Elsevier has released the 2017 CiteScore values, its latest assessment of thousands of serial scholarly publications, and is now available for Scopus subscribers as well as non-subscribers.
More than 23,350 source titles covering 330 disciplines are ranked across eight indicators, which are all part of CiteScore Metrics. These include: CiteScore, CiteScore Tracker, CiteScore Percentile, CiteScore Quartiles, CiteScore Rank, Citation Count, Document Count, and Percentage Cited. All calculations are transparent and reproducible.

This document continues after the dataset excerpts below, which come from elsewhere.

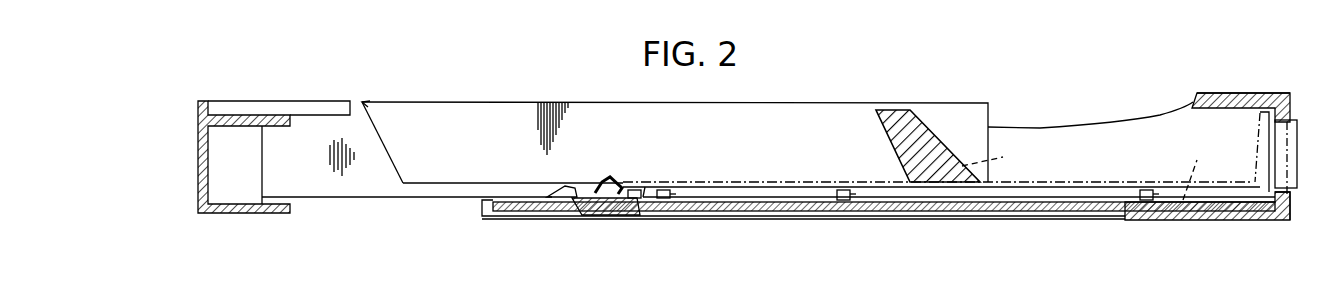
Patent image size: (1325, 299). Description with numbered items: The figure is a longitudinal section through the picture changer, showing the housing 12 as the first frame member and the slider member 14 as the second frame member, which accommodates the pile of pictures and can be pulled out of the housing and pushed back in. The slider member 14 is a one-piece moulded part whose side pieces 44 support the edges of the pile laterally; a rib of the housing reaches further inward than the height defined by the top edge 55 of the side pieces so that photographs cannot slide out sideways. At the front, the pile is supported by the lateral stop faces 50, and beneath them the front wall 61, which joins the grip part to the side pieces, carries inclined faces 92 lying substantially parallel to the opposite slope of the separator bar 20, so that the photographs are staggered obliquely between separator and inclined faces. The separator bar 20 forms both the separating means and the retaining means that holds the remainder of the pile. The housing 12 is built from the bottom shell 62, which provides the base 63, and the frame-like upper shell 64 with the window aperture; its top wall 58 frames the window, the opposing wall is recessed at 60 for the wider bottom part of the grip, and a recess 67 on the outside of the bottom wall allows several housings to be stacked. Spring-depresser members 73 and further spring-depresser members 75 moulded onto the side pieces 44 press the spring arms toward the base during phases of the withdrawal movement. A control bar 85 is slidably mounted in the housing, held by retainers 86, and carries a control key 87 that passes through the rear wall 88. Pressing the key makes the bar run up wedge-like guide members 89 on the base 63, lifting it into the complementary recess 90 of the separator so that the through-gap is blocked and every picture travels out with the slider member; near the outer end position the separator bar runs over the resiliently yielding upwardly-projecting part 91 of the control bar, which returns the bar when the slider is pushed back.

The housing 12 is at (1232, 92).
The slider member 14 is at (343, 201).
The separator bar 20 is at (882, 112).
The side pieces 44 is at (418, 115).
The lateral stop faces 50 is at (365, 104).
The top edge 55 is at (516, 100).
The top wall 58 is at (1258, 93).
The recess 60 is at (527, 216).
The front wall 61 is at (198, 180).
The bottom shell 62 is at (1222, 214).
The base 63 is at (855, 212).
The upper shell 64 is at (1190, 102).
The recess 67 is at (714, 211).
The spring-depresser members 73 is at (898, 188).
The spring-depresser members 75 is at (537, 190).
The control bar 85 is at (773, 190).
The retainers 86 is at (664, 189).
The control key 87 is at (1293, 195).
The rear wall 88 is at (1292, 112).
The wedge-like guide members 89 is at (636, 189).
The recess 90 is at (996, 153).
The upwardly-projecting part 91 is at (606, 178).
The inclined faces 92 is at (390, 150).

Andrea Michalek, vice President of research metrics and product management at Elsevier, said: ‘CiteScore Metrics were launched in 2016 in response to academia’s call for metrics that provide a broader, more transparent view of journal performance. Since then we’ve seen over 20 publishers begin to adopt the metric, some using the free API to display the monthly CiteSore Tracker on their website. As is the case for any metric, it takes time to build up familiarity and set new standards, and it’s a journey—a journey we are on with the entire academic community as new perspectives on research evaluation are formed.’
With free access to CiteScore Metrics’ underlying data, values can be recalculated by anyone, offering transparency to researchers, publishers and the wider academic community. All document types in Scopus are counted in the calculation of the CiteScore Metrics.

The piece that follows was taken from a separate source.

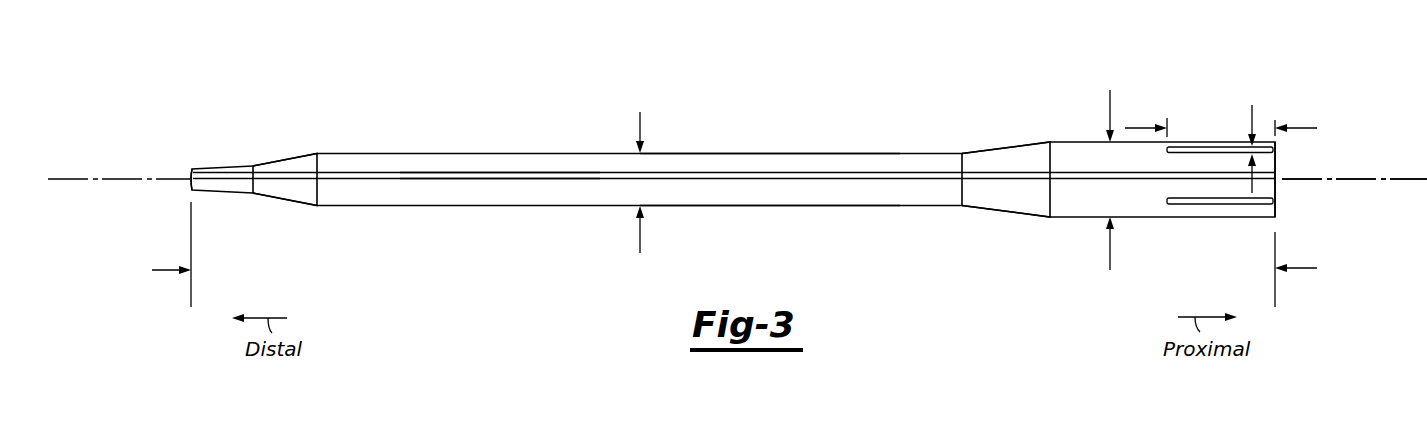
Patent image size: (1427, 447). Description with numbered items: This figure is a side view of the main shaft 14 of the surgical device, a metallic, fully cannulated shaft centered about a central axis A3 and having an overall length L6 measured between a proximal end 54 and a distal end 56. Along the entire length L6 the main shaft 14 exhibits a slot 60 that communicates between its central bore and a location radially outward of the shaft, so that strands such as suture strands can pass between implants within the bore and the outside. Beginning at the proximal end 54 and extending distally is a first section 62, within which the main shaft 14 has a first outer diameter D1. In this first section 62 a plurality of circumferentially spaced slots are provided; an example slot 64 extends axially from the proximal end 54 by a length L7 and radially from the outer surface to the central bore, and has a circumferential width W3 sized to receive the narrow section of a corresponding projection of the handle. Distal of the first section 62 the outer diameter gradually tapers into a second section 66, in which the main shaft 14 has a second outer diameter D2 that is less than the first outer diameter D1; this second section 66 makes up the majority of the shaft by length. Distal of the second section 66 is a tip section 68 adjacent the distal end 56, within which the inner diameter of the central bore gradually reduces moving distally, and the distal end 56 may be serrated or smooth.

CiteScore Metrics are part of a collection of research metrics, Elsevier’s “basket of metrics”, available on or through Scopus. Other metrics include journal, author, institutional, and article-level metrics captured in PlumX Metrics (covering citations, social media mentions and coverage in mainstream media), supporting a holistic view of research performance.

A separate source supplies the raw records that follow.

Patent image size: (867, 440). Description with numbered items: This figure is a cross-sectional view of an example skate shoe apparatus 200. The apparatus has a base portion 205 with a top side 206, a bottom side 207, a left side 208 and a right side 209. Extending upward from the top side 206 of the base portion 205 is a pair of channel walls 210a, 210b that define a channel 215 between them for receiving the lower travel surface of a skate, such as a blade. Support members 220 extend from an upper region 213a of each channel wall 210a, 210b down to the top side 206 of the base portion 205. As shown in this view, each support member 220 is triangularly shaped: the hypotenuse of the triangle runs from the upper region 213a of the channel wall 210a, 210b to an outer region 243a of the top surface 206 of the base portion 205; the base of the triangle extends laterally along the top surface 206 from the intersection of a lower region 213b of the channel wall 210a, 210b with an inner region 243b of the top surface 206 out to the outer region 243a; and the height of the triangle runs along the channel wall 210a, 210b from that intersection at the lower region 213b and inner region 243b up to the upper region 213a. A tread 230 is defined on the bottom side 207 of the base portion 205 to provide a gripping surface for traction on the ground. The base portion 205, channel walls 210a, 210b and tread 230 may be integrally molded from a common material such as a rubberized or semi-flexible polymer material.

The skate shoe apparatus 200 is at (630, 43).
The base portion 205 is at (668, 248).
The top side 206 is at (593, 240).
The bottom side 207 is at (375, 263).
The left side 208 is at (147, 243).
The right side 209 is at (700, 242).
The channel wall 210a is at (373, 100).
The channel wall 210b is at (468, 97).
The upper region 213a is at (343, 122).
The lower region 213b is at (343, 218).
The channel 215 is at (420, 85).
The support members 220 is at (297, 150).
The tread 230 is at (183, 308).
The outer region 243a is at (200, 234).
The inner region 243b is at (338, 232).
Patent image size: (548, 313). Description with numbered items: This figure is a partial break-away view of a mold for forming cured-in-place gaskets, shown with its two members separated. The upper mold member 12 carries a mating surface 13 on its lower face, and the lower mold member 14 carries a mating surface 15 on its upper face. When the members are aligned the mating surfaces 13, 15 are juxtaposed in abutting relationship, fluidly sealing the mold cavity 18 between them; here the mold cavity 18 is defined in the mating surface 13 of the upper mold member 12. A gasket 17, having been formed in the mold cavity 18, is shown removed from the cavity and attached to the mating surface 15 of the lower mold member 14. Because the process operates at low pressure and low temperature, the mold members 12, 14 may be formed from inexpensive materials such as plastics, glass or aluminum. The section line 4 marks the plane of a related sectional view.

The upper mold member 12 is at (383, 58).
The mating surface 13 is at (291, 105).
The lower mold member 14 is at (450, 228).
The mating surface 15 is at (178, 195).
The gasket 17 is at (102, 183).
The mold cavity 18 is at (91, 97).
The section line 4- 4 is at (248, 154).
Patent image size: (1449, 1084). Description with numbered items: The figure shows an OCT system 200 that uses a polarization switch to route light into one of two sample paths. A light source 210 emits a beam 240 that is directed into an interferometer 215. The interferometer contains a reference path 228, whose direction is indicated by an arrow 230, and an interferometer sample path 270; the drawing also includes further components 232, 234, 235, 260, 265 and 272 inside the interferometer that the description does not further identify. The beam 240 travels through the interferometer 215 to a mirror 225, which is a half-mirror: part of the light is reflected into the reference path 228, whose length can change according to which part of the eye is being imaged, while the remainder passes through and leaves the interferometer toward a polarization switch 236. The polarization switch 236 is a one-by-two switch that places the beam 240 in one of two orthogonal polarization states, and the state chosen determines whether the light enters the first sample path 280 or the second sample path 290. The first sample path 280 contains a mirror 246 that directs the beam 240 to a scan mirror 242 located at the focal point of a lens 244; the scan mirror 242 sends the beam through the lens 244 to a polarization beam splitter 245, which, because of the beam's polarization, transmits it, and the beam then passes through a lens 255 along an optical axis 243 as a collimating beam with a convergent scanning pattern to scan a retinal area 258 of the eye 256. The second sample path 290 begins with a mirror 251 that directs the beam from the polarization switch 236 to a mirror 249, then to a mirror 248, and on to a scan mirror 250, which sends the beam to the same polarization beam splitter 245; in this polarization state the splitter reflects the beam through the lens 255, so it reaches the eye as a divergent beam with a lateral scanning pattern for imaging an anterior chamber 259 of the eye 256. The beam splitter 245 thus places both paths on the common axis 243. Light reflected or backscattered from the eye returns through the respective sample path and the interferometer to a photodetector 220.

Andrew Plume, director of market intelligence at Elsevier, added: ‘Our basket of metrics concept underscores the two golden rules of research evaluation: always use both quantitative and qualitative indicators side-by-side, and when choosing quantitative indicators to always use more than one. With this approach Elsevier is responsive to the needs of researchers and research leaders and is constantly scanning the horizon for useful new metrics to add to the basket.’